Calixte Beyala, connue dans les milieux littéraires et audiovisuels parisiens pour son activisme  en faveur d’une meilleure représentation des minorités visibles dans le paysage audiovisuel français ; s’illustre une fois de plus par ses prises de position fermes. Le 16 septembre 2012, invitée par la SAF TV pour une mise au point concernant les accusations portées contre elle de «  recel de fonds volés ou détournés et de blanchiment de capitaux pendant la crise postélectorale en Côte d’ivoire », elle n’a pas mâché ses mots pour dresser un réquisitoire contre le manque d’esprit sacrificiel qui serait une spécificité africaine.
En effet, Mme Beyala qui est aussi présidente du mouvement des africains français (MAF)  a d’abord critiqué les dirigeants africains francophones qui « manquent de dignité en voulant séduire la France et non leur peuple ». Aux peuples d’Afrique, elle leur reproche le manque d’esprit sacrificiel et de patriotisme. Elle rappelle que « la liberté s’arrache et qu’il appartient au peuple africain de se libérer lui-même ».

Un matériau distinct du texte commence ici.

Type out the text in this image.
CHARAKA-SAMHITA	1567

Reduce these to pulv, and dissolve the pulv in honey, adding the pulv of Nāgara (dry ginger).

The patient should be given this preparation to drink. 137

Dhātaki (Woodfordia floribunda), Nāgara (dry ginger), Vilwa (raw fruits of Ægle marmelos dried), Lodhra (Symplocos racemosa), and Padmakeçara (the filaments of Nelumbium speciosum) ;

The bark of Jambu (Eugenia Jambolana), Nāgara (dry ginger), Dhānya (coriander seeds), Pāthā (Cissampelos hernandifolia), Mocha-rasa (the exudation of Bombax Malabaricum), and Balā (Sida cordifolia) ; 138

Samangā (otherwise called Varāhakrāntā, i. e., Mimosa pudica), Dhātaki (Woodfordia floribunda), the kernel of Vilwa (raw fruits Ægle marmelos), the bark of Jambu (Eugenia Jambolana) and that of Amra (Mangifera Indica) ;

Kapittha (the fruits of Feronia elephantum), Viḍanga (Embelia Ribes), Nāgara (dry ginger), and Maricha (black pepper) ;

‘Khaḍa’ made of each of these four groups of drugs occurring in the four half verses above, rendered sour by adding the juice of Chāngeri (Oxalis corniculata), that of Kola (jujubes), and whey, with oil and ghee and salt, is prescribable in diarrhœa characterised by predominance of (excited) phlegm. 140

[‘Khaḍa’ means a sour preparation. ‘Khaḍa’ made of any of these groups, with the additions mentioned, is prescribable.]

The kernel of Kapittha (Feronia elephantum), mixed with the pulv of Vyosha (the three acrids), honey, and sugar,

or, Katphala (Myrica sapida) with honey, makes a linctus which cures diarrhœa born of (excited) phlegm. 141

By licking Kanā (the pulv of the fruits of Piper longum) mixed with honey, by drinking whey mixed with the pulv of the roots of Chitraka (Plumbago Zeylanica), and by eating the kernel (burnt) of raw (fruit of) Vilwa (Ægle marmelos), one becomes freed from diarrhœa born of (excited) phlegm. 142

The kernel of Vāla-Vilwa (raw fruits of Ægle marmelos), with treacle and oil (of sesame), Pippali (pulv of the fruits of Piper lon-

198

A cela, Elle exhorte les africains à « libérer l’Afrique non pas en parlant mais en agissant » et défend la thèse selon laquelle des nations ne peuvent jamais se bâtir sans esprit sacrificiel car selon la romancière « le sacrifice fait parti du processus de construction des nations ».
L’on peut reconnaitre à Mme Beyala le mérite d’inciter à une autocritique des africains par les africains et pour les africains. Le sens du sacrifice est nécessaire et important  dans le processus de création et de consolidation des nations. Cela me rappelle Ernest Renan qui écrivait dans « qu’est ce qu’une nation ? » que : « La nation, comme l’individu est l’aboutissant d’un long passé d’efforts de sacrifices. Une nation est une grande solidarité, constituée par le sentiment des sacrifices qu’on a faits et de ceux qu’on est disposé à faire encore ».
Cependant, affirmer sans ambiguïtés que le manque d’esprit sacrificiel est une spécificité purement africaine ; prouve dans un premier cas  une méconnaissance de l’histoire des nations africaines ou  dans un second cas une amnésie sélective.
Ici le premier cas ne s’applique guère lorsqu’on connait l’engagement politique de Mme Beyala.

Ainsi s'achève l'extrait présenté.